The Good Old Days
A Memory of Treherbert.
My grandparents lived in 45 Bute Street next to the barber's shop and a few doors away from the cinema. I was evacuated there in 1941 and went to school in Treherbert for a couple of years, and I have the most happy memories of the place. Pumping the organ at Carmel chapel where my grandmother was the organist; going to Jim the Baker's place and getting my ears rubbed by a pair of very callous hands; watching the barber (Ivor?) get wax spills and burn the hair at the back of his customer's heads - why?

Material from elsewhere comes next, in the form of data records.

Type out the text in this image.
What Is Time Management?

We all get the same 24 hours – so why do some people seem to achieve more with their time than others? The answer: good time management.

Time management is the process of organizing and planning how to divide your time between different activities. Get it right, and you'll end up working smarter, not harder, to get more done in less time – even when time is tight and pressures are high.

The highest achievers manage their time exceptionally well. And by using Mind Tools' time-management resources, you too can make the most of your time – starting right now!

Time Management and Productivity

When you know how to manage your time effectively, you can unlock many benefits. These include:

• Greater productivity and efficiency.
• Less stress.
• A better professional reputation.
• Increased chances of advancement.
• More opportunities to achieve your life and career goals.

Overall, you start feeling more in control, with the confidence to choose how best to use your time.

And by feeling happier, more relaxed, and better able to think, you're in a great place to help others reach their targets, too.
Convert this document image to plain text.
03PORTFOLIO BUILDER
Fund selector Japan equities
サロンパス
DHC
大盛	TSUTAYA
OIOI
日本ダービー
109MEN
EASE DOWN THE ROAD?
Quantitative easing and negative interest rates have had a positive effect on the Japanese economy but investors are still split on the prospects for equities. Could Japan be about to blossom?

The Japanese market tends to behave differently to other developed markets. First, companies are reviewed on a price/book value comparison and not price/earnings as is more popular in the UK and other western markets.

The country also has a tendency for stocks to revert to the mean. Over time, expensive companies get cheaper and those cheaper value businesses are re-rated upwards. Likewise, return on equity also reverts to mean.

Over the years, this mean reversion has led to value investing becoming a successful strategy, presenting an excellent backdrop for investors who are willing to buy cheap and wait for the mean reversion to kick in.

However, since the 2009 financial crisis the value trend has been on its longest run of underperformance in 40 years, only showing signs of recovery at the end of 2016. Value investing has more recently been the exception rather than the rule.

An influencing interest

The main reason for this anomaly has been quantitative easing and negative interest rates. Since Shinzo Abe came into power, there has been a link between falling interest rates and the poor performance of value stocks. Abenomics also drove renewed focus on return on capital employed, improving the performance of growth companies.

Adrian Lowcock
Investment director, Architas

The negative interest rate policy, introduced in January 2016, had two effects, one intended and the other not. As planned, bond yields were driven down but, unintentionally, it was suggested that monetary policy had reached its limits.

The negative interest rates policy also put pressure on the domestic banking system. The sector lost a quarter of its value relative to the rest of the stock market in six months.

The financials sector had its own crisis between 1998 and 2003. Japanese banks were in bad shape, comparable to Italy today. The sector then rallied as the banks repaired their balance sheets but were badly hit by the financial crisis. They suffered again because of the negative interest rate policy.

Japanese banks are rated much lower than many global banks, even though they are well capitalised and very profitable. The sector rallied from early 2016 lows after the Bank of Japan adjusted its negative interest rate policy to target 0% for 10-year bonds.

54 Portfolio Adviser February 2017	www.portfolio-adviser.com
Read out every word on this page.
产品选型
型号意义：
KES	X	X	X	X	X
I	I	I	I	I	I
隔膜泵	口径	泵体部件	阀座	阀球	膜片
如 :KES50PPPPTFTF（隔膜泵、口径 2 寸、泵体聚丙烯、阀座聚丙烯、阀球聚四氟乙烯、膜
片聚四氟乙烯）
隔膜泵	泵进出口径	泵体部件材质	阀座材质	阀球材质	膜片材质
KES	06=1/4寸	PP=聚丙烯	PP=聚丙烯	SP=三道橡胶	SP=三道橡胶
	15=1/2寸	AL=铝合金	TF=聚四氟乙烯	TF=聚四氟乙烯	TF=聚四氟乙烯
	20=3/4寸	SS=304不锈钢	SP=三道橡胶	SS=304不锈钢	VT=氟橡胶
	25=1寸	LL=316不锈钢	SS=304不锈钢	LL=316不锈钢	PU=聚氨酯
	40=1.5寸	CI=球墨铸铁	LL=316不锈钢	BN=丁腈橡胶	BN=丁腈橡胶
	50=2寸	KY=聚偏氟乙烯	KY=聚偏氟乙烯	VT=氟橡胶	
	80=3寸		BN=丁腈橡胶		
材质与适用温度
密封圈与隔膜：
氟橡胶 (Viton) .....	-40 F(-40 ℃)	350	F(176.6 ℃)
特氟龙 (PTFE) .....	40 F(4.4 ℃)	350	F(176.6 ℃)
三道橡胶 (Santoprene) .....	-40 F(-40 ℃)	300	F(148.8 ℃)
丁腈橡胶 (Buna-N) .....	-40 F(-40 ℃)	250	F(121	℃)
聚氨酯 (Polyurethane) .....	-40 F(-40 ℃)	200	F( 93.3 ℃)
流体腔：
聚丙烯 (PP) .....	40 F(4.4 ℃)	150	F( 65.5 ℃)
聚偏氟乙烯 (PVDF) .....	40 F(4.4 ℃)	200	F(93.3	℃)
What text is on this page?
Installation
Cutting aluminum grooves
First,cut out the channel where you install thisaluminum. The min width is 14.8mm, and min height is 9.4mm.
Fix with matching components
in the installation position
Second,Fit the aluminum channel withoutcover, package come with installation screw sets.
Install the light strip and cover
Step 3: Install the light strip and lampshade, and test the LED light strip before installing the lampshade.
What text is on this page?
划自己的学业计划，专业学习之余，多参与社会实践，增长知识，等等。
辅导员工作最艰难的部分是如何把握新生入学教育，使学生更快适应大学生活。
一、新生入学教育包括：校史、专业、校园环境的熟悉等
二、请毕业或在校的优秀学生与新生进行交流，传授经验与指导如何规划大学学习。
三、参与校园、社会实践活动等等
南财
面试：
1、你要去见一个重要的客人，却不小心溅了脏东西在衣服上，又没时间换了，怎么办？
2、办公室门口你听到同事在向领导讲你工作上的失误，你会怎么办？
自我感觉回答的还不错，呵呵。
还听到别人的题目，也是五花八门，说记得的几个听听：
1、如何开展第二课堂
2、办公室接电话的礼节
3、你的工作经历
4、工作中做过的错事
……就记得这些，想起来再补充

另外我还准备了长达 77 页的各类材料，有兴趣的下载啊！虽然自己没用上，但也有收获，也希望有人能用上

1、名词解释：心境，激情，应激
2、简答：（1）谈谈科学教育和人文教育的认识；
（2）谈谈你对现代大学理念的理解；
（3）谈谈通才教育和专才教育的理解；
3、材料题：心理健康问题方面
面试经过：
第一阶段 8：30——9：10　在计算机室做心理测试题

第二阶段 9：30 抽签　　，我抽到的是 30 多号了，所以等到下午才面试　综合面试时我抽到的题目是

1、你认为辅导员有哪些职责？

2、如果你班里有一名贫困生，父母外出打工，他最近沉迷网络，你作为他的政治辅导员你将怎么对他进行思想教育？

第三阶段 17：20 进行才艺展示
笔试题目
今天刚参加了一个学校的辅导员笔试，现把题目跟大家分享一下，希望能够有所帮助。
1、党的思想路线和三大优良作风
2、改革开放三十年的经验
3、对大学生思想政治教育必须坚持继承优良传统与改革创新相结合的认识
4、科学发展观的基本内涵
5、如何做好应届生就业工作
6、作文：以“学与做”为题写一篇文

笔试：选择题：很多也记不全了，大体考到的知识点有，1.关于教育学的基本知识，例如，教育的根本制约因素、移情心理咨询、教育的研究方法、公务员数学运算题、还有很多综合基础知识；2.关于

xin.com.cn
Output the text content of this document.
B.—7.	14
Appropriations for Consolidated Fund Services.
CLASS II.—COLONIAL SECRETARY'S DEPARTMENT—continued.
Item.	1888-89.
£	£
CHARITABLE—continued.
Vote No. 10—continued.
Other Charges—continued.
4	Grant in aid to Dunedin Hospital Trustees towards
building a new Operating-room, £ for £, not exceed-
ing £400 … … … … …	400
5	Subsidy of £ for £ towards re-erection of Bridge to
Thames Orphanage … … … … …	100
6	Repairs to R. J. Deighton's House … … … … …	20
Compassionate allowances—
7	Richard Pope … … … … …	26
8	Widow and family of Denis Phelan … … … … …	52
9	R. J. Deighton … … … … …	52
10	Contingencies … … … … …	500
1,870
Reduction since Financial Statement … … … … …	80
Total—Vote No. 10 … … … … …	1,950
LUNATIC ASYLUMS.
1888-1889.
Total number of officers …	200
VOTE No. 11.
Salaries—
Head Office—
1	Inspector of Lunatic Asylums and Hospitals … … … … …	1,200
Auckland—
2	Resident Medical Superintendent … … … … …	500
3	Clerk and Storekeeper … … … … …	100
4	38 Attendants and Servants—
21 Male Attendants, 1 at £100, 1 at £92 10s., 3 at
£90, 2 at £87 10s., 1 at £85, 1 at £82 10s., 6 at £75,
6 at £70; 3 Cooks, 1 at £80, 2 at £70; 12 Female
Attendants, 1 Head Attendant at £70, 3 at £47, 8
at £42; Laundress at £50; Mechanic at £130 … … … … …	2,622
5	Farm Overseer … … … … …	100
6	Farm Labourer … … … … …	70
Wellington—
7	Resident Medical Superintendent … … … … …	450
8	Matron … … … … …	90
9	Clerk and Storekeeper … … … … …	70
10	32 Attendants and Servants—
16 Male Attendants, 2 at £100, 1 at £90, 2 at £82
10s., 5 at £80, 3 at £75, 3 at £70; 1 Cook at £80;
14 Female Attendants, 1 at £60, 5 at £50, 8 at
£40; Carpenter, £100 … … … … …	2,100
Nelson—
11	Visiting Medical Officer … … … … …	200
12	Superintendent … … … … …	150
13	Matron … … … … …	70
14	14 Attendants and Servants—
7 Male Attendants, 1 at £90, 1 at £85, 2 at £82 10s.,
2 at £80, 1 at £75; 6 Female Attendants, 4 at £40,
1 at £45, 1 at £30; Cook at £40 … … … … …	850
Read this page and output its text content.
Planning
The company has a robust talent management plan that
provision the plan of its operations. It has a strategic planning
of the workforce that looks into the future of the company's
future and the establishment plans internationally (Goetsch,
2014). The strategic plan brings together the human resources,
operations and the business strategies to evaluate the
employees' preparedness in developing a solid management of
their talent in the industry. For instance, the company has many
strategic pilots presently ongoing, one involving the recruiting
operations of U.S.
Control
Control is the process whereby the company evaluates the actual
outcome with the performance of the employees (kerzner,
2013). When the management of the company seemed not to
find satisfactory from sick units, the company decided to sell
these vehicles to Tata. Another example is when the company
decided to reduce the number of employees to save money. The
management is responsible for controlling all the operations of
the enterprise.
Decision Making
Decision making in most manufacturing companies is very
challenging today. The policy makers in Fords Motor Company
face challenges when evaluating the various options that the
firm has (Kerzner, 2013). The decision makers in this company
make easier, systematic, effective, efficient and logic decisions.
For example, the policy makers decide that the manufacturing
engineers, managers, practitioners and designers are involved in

Taking the cat in a carrier bag to the cinema because my cousin and myself thought he would like the film (it was the first time I ever heard a cat growling as he hurtled up the aisle and ran home); ice cream at Bracchi's cafe on the corner; the night when the Germans dropped a landmine on Cwmparc; my grandfather in a tin bath in front of the fire when he came from the pit, the women going discreetly into the middle room; the frustration when my family broke into Welsh whenever there was a piece of gossip too risque for my delicate ears; watching my uncle demolish a huge pile of food (not much meat, plenty of gravy and veg) so the the reappearance of the plate itself seemed a minor miracle; this before he went on to war and the 8th Army - he came back; and, above all, the warmth and fun of family and friends. It is certainly true that there was not much money around in those years but there was something else - a sense of community and solidarity. I really don't think that I am over-sentimentalising the past. Then, of course, there was the rain!